House debates

Thursday, 12 March 2009

Adjournment

Capricornia Electorate: Telecommunications

12:36 pm

Photo of Kirsten LivermoreKirsten Livermore (Capricornia, Australian Labor Party) Share this | | Hansard source

I draw to the House’s attention the concerns of constituents of mine, the Watts family of Mirani. Patty Watts and her family are frustrated, and for good reason. On 13 January they woke to find that their landline phone had gone dead. Since then, they have been locked in an ongoing battle with Telstra to fix the underground cable delivering phone service to their home on Watts Road. This battle is to restore not only their own phone but also the phones of five other farm houses on the road. They have been without a landline since then, and they are dealing with patchy mobile reception, which has put pressure on running their farm business.

When I rang the Watts family this morning, I reached them only because Patty was outside hanging the washing on the line. She receives mobile service only in a small area of her backyard, and she has to leave her phone near the Hills hoist so that it will receive calls. It makes for a frustrating life: having your landline diverted to your mobile but having only marginal mobile reception. Patty Watts constantly has to go outside to check her phone for missed calls and voice and text messages. Then, when she is on the phone to Telstra attempting to communicate her frustration, the phone battery goes flat because she is kept on hold so long.

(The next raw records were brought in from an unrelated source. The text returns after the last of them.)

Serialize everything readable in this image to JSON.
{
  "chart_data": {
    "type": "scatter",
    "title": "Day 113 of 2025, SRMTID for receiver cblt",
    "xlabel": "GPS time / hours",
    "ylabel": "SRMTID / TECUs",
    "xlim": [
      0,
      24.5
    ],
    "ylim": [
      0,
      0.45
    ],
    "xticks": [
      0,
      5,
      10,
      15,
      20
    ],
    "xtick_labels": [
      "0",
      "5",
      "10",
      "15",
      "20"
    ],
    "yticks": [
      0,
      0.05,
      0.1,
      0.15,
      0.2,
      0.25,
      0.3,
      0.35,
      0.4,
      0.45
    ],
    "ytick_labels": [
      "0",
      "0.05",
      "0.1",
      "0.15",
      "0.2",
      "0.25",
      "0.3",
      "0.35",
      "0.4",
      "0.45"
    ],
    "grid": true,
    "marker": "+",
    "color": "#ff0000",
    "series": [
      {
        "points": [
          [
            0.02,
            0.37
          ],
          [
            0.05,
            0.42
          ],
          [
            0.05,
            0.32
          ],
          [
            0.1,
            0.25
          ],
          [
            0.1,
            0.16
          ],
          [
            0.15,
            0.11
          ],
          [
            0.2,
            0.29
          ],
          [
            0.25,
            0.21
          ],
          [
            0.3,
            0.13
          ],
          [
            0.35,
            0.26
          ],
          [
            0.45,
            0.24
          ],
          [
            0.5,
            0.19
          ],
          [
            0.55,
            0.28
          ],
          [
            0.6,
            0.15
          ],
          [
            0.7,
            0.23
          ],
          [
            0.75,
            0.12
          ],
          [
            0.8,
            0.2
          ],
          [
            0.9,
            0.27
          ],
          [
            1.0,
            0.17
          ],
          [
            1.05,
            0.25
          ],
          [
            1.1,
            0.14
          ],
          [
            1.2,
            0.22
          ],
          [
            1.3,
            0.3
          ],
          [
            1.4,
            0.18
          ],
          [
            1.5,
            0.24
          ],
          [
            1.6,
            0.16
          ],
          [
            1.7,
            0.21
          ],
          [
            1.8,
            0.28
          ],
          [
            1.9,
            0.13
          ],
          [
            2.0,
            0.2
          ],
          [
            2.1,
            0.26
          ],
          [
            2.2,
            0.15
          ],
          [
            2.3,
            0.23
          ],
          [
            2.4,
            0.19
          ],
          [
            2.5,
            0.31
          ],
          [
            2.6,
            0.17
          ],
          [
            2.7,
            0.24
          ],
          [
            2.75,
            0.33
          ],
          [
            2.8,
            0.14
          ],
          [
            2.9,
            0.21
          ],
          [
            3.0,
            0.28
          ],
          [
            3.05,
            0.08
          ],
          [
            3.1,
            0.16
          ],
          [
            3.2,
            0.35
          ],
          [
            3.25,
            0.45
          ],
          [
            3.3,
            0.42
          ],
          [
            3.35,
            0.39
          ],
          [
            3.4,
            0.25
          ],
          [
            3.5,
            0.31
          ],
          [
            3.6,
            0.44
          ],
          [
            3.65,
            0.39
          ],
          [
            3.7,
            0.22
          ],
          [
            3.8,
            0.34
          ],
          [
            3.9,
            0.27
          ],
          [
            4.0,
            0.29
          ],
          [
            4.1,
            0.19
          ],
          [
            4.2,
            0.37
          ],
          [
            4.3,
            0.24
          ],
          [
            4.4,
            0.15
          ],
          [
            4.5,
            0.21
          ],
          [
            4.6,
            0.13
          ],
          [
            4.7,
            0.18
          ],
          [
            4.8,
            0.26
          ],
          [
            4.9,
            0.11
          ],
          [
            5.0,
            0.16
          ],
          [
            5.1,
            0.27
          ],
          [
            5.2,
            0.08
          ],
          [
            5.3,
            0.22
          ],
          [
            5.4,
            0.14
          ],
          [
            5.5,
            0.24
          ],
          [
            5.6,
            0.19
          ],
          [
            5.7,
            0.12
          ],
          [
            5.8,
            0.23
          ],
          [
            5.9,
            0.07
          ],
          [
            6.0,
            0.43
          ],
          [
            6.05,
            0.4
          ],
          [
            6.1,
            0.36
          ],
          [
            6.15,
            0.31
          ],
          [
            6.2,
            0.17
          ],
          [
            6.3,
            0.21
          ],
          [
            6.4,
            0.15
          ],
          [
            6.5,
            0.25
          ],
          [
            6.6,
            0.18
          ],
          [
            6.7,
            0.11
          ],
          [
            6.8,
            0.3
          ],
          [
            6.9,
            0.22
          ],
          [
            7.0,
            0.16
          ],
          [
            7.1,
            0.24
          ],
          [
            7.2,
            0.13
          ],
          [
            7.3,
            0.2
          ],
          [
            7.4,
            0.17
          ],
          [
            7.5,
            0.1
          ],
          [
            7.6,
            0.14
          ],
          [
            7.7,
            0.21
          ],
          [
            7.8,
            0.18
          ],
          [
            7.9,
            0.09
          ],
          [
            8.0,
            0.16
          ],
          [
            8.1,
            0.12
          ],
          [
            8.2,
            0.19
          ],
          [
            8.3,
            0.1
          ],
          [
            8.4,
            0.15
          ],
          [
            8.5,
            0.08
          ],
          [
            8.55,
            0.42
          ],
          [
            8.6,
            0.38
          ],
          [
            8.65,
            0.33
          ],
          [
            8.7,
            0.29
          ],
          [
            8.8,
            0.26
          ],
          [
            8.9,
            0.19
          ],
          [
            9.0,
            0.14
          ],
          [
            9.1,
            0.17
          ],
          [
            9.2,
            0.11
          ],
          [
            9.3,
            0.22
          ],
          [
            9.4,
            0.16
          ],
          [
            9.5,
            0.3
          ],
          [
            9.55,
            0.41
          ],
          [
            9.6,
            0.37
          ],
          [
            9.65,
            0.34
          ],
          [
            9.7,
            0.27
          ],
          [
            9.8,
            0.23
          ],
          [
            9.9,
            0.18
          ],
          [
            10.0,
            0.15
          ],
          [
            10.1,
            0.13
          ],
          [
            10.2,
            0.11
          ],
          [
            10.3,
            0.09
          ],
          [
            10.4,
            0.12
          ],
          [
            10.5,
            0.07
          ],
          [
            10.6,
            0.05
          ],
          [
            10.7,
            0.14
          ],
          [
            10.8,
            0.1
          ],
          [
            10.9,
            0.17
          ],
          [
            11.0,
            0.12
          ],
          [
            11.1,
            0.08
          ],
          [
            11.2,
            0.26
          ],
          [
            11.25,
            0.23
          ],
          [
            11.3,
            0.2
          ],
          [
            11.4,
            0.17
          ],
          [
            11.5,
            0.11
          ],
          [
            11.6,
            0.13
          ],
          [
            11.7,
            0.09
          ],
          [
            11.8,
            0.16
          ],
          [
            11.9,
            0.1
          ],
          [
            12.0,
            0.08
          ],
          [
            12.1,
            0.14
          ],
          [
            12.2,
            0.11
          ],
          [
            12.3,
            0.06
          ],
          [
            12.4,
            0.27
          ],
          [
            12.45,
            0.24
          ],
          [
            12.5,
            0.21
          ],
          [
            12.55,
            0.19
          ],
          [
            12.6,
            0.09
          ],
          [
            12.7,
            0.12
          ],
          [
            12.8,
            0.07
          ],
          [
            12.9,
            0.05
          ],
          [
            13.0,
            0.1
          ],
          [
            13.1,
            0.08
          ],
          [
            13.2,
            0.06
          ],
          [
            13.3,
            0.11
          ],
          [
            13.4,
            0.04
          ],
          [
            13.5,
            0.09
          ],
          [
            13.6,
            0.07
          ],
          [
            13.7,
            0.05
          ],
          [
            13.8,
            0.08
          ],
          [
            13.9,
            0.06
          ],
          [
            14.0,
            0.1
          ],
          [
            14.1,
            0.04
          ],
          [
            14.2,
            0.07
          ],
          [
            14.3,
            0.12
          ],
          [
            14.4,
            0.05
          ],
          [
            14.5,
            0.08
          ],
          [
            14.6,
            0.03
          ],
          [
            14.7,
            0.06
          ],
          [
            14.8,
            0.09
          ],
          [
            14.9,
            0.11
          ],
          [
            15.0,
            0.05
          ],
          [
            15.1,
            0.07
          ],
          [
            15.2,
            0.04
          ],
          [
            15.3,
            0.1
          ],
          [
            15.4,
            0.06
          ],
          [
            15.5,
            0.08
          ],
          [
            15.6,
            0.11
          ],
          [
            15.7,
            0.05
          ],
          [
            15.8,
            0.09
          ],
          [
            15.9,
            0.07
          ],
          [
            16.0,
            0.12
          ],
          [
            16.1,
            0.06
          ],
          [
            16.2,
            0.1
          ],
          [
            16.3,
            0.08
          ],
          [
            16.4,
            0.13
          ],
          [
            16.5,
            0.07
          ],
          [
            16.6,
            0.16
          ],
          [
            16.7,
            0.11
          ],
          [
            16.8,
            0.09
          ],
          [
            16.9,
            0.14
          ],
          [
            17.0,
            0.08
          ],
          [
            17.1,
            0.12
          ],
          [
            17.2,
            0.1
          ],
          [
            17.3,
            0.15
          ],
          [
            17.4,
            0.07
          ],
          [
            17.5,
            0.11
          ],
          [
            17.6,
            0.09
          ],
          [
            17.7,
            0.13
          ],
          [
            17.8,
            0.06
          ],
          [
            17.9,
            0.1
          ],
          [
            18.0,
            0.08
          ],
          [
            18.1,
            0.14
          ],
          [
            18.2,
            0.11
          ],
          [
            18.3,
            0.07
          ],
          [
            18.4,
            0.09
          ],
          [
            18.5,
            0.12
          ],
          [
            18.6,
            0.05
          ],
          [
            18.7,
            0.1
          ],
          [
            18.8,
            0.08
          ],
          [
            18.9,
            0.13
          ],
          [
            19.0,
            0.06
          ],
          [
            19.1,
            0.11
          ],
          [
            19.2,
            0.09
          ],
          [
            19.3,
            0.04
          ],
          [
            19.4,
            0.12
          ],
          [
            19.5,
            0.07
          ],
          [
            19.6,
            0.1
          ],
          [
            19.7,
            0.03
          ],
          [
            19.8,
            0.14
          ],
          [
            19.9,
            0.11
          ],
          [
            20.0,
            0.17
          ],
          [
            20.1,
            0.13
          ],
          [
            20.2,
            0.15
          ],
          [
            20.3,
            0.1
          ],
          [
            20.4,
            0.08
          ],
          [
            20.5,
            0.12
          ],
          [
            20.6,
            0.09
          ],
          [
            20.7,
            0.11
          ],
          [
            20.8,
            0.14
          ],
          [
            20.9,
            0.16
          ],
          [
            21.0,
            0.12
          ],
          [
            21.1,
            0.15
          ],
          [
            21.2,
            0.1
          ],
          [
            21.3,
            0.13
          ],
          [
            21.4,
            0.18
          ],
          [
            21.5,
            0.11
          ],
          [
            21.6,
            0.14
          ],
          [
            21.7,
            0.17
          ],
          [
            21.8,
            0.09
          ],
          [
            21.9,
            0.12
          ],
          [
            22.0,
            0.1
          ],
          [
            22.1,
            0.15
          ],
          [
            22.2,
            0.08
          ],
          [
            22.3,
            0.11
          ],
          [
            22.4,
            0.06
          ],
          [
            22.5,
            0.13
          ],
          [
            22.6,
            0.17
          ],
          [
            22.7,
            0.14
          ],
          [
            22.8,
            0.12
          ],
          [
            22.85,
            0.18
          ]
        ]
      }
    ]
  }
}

Patty tells me that one time when she had to speak to Telstra, she drove her car down the road because she had to use the car’s phone charger to keep the battery alive—that is how long they kept her on hold. She has had to speak to Telstra so often and for so long—to people in call centres all over the country—that at one point she was reduced to tears of frustration. Telstra has now told the Watts family that it will fix the problem on 24 April. It is a disgrace. That is still more than a month away and it will be three months from when their line first went dead. This is just to repair 10 metres of cable that is water damaged.

What have Telstra been doing since 13 January and for the last two months? Why is it taking so long? Neither the Watts family nor my office can get a clear answer from Telstra on these simple questions. Last year, the service on Watts Road was out for eight weeks with similar problems. With young children and elderly people in the area, and the road being more than 50 kilometres from Mackay, there are also safety concerns that arise from the phone being out of service for so long.

Sadly, this is a blight on the record of Telstra and an example of Telstra falling short in service delivery to remote Australians. My office receives numerous calls about Telstra every week, registering similar complaints. Let me make it clear that I do not blame the techs for this. The Telstra techs—the ones who are left in the company—or the contractors they bring in can only work with what they have got. This is the result of failure at the senior levels of the company to invest in its core network. In the years leading up to privatisation and since then, the company has been concerned with propping up its balance sheet in the short term at the expense of building and maintaining its network and employing the staff needed to keep even basic services, like a landline, operating reliably. It also makes me wonder what the National Party were thinking of. It is amazing that they believed the Prime Minister back when he was making those promises that Telstra would not be privatised, would not be sold off, until telecommunications services in the bush were up to scratch. I think it would be hard to convince the Watts family at the moment that Telstra services in the bush are anything like up to scratch.

Telstra obviously has other matters on its agenda than the needs of people in rural and regional areas. Just yesterday Telstra was in the newspapers, spruiking its plan to turbocharge its broadband network. But that is only if you live in a capital city—in fact, only in certain parts of capital cities. It is a move that the papers yesterday described as cherry-picking the markets where Telstra can register the most profit. To people in regional areas it probably will not come as much of a surprise, but it is nonetheless another slap in the face from Telstra. Telstra claims on its website that its vision is to create a world of one-click, one-touch, one-button, one-screen and one-step solutions. That is nice if you live in Melbourne, but in Mirani all you get is a world of frustration.